Ruiz-Juri and her colleagues, including Chandra Bhat, James Kuhr and Jackson Archer, were interested in exploring the most comprehensive data set released to date — the Safety Pilot Model Deployment (SPMD) data, produced by a study conducted by The University of Michigan Transportation Research Institute and the National Highway Traffic Safety Administration.
However, to get started they needed help using computational resources. They turned to the Texas Advanced Computing Center (TACC), also at UT Austin, and a key partner in the Extreme Science and Engineering Discovery Environment (XSEDE), the most advanced, powerful, and robust collection of integrated advanced digital resources and services in the world. Through XSEDE, Ruiz-Juri and team took advantage of the Extended Collaborative Support Services (ECSS) program, and the TACC experts within the program, to make these resources easier to use and to help more people use them.
TACC ECSS experts Weijia Xu and Amit Gupta were able to help Ruiz-Juri and her colleagues figure out how to use very large datasets on supercomputers like Rustler, TACC’s experimental system for exploring new storage and data compute techniques and technologies.
Ruiz-Juri and her colleagues compared efforts to build scalable solutions for CV data analysis using Hive, an open-source data warehouse application that supports distributed queries. The data included approximately 2,700 cars, trucks and transit buses whose activities were logged through on-board sensors over a two month period.

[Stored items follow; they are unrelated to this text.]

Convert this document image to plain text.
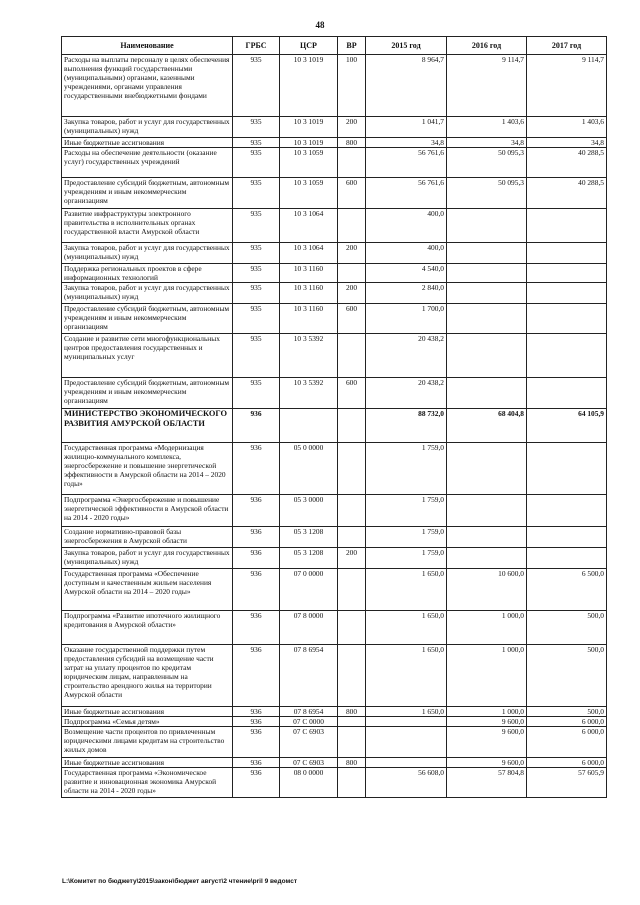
48
Наименование	ГРБС	ЦСР	ВР	2015 год	2016 год	2017 год
Расходы на выплаты персоналу в целях обеспечения выполнения функций государственными (муниципальными) органами, казенными учреждениями, органами управления государственными внебюджетными фондами	935	10 3 1019	100	8 964,7	9 114,7	9 114,7
Закупка товаров, работ и услуг для государственных (муниципальных) нужд	935	10 3 1019	200	1 041,7	1 403,6	1 403,6
Иные бюджетные ассигнования	935	10 3 1019	800	34,8	34,8	34,8
Расходы на обеспечение деятельности (оказание услуг) государственных учреждений	935	10 3 1059		56 761,6	50 095,3	40 288,5
Предоставление субсидий бюджетным, автономным учреждениям и иным некоммерческим организациям	935	10 3 1059	600	56 761,6	50 095,3	40 288,5
Развитие инфраструктуры электронного правительства в исполнительных органах государственной власти Амурской области	935	10 3 1064		400,0		
Закупка товаров, работ и услуг для государственных (муниципальных) нужд	935	10 3 1064	200	400,0		
Поддержка региональных проектов в сфере информационных технологий	935	10 3 1160		4 540,0		
Закупка товаров, работ и услуг для государственных (муниципальных) нужд	935	10 3 1160	200	2 840,0		
Предоставление субсидий бюджетным, автономным учреждениям и иным некоммерческим организациям	935	10 3 1160	600	1 700,0		
Создание и развитие сети многофункциональных центров предоставления государственных и муниципальных услуг	935	10 3 5392		20 438,2		
Предоставление субсидий бюджетным, автономным учреждениям и иным некоммерческим организациям	935	10 3 5392	600	20 438,2		
МИНИСТЕРСТВО ЭКОНОМИЧЕСКОГО РАЗВИТИЯ АМУРСКОЙ ОБЛАСТИ	936			88 732,0	68 404,8	64 105,9
Государственная программа «Модернизация жилищно-коммунального комплекса, энергосбережение и повышение энергетической эффективности в Амурской области на 2014 – 2020 годы»	936	05 0 0000		1 759,0		
Подпрограмма «Энергосбережение и повышение энергетической эффективности в Амурской области на 2014 - 2020 годы»	936	05 3 0000		1 759,0		
Создание нормативно-правовой базы энергосбережения в Амурской области	936	05 3 1208		1 759,0		
Закупка товаров, работ и услуг для государственных (муниципальных) нужд	936	05 3 1208	200	1 759,0		
Государственная программа «Обеспечение доступным и качественным жильем населения Амурской области на 2014 – 2020 годы»	936	07 0 0000		1 650,0	10 600,0	6 500,0
Подпрограмма «Развитие ипотечного жилищного кредитования в Амурской области»	936	07 8 0000		1 650,0	1 000,0	500,0
Оказание государственной поддержки путем предоставления субсидий на возмещение части затрат на уплату процентов по кредитам юридическим лицам, направленным на строительство арендного жилья на территории Амурской области	936	07 8 6954		1 650,0	1 000,0	500,0
Иные бюджетные ассигнования	936	07 8 6954	800	1 650,0	1 000,0	500,0
Подпрограмма «Семья детям»	936	07 С 0000			9 600,0	6 000,0
Возмещение части процентов по привлеченным юридическими лицами кредитам на строительство жилых домов	936	07 С 6903			9 600,0	6 000,0
Иные бюджетные ассигнования	936	07 С 6903	800		9 600,0	6 000,0
Государственная программа «Экономическое развитие и инновационная экономика Амурской области на 2014 - 2020 годы»	936	08 0 0000		56 608,0	57 804,8	57 605,9
L:\Комитет по бюджету\2015\закон\бюджет август\2 чтение\pril 9 ведомст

“Hive is an ideal choice in this particular use case since it not only offers scalability and performance but also has a SQL-like interface,” Xu said, referring to Structured Query Language used to manage data. “It is similar to PostgreSQL which the research team is already familiar with.”
According to Ruiz-Juri, using Rustler is a huge time-saver because it lets them play with the data and see what it looks like without spending hours waiting for a query to complete.
As a researcher, Ruiz-Juri said one of the challenges she faces is not knowing which system to use on a particular model for a particular dataset. This is one of the many ways that Xu and Gupta were able to help. They developed an automated methodology to understand how each system is expected to perform based on the characteristics of the network. For this work they used Rustler, but soon they plan to move the data to Wrangler, an XSEDE-allocated resource.
Natalia and her colleagues were trying to make sense of the data,” Gupta said. “It’s unfiltered data from real people capturing their movement patterns across the city. All of this data was sampled at 10 times per second — speed data, when a person used their brakes, when they used their windshield wipers etc — so it’s a lot of information and nobody has completely figured out what to do with it. Natalia and her team are trying to validate, and in some cases possibly break through, some of the assumptions that they traditionally made in their field with respect to traffic patterns.”
The goal is to enable their research exploration by leveraging HPC tools and infrastructure, according to Gupta. Due to the scale of such resources available at TACC, they are able to iterate through their analysis cycle much quicker and converge towards conclusions faster. It also enables them to attempt new simulation experiments that would overload their computational resources or take prohibitively long to run.